Find $f_{x}(x, y)$ and $f_{y}(x, y)$. Then find $f_{x}(2,-1)$ and $f_{y}(-2,-1)$. \[ f(x, y)=-5 e^{6 x-5 y} \] \[ f_{x}(x, y)= \]

Step 1 ：First, we need to find the partial derivatives $f_{x}(x, y)$ and $f_{y}(x, y)$ of the function $f(x, y)=-5 e^{6 x-5 y}$.

Step 2 ：The partial derivative of $f(x, y)$ with respect to $x$ is given by $f_{x}(x, y) = \frac{\partial}{\partial x}(-5 e^{6 x-5 y})$.
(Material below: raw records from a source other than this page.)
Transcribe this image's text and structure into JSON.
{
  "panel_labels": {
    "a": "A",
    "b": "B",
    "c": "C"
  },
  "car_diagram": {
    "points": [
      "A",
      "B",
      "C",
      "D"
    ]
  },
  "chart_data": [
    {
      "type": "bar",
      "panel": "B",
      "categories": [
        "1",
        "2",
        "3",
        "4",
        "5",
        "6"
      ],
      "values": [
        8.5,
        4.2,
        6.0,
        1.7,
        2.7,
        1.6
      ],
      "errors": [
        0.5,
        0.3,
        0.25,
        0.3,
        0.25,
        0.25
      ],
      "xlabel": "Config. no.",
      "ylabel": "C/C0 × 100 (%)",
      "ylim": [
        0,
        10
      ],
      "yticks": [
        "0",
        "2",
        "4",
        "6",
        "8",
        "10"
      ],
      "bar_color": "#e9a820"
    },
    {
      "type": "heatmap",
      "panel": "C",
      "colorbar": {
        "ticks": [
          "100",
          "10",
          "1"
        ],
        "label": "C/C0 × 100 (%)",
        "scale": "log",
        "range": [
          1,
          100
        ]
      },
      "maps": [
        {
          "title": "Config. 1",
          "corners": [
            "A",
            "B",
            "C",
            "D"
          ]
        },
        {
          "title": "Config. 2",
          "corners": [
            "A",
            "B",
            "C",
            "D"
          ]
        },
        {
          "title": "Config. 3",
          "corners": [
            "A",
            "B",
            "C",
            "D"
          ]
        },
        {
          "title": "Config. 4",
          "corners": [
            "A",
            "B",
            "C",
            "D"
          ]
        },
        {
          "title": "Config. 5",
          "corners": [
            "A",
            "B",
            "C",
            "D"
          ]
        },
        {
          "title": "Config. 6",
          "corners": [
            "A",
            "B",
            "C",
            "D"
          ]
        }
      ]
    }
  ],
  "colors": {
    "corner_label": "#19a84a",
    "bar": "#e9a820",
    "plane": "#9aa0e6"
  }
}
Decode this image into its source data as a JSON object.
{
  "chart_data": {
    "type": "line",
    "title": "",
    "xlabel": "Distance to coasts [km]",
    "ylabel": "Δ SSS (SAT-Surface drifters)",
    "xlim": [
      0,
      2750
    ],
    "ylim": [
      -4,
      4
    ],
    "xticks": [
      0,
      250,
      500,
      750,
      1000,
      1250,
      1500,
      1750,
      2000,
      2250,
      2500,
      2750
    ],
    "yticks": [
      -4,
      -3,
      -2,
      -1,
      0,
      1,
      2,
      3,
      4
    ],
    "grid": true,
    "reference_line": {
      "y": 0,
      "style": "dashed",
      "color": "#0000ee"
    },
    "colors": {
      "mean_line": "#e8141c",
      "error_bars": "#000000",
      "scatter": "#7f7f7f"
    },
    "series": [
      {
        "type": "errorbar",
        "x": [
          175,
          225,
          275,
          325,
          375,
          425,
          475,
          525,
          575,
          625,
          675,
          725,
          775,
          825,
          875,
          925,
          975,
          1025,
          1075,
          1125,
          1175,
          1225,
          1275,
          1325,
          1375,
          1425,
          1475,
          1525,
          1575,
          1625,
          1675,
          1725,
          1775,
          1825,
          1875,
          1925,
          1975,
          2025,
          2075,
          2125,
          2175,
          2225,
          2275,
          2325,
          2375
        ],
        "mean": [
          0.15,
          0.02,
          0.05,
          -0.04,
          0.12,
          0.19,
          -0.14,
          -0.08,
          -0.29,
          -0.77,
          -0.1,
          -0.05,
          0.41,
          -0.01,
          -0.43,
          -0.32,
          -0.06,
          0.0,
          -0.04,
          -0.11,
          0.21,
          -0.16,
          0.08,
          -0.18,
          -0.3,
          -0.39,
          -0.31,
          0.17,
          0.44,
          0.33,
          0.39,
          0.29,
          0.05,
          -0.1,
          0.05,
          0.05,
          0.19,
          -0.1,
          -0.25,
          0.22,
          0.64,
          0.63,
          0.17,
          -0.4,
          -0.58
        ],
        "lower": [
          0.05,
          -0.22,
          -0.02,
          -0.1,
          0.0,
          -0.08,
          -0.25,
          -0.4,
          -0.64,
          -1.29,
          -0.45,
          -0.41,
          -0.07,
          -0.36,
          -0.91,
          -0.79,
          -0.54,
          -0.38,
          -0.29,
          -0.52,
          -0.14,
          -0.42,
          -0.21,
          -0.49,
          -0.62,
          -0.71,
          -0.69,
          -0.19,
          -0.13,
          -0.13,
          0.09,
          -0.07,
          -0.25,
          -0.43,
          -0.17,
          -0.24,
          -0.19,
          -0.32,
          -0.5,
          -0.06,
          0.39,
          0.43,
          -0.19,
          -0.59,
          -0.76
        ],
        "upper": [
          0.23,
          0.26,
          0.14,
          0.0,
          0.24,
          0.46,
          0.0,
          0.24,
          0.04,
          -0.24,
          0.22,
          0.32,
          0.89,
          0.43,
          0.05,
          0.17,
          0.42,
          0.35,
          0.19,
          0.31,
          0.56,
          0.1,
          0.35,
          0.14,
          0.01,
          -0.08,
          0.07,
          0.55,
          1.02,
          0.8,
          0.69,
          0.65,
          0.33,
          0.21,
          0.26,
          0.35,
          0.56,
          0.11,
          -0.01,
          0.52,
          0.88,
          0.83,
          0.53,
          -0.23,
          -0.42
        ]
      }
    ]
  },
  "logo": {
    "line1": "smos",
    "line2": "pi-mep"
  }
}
Step 3 ：Using the chain rule, we get $f_{x}(x, y) = -5 \cdot 6 e^{6 x-5 y} = -30 e^{6 x-5 y}$.

Step 4 ：Similarly, the partial derivative of $f(x, y)$ with respect to $y$ is given by $f_{y}(x, y) = \frac{\partial}{\partial y}(-5 e^{6 x-5 y})$.

Step 5 ：Using the chain rule again, we get $f_{y}(x, y) = -5 \cdot -5 e^{6 x-5 y} = 25 e^{6 x-5 y}$.

Step 6 ：Now, we can find $f_{x}(2,-1)$ by substituting $x=2$ and $y=-1$ into $f_{x}(x, y)$.

Step 7 ：We get $f_{x}(2,-1) = -30 e^{6 \cdot 2 - 5 \cdot -1} = -30 e^{17}$.

Step 8 ：Similarly, we can find $f_{y}(-2,-1)$ by substituting $x=-2$ and $y=-1$ into $f_{y}(x, y)$.

Step 9 ：We get $f_{y}(-2,-1) = 25 e^{6 \cdot -2 - 5 \cdot -1} = 25 e^{-17}$.

Step 10 ：So, the final answers are $f_{x}(2,-1) = -30 e^{17}$ and $f_{y}(-2,-1) = 25 e^{-17}$.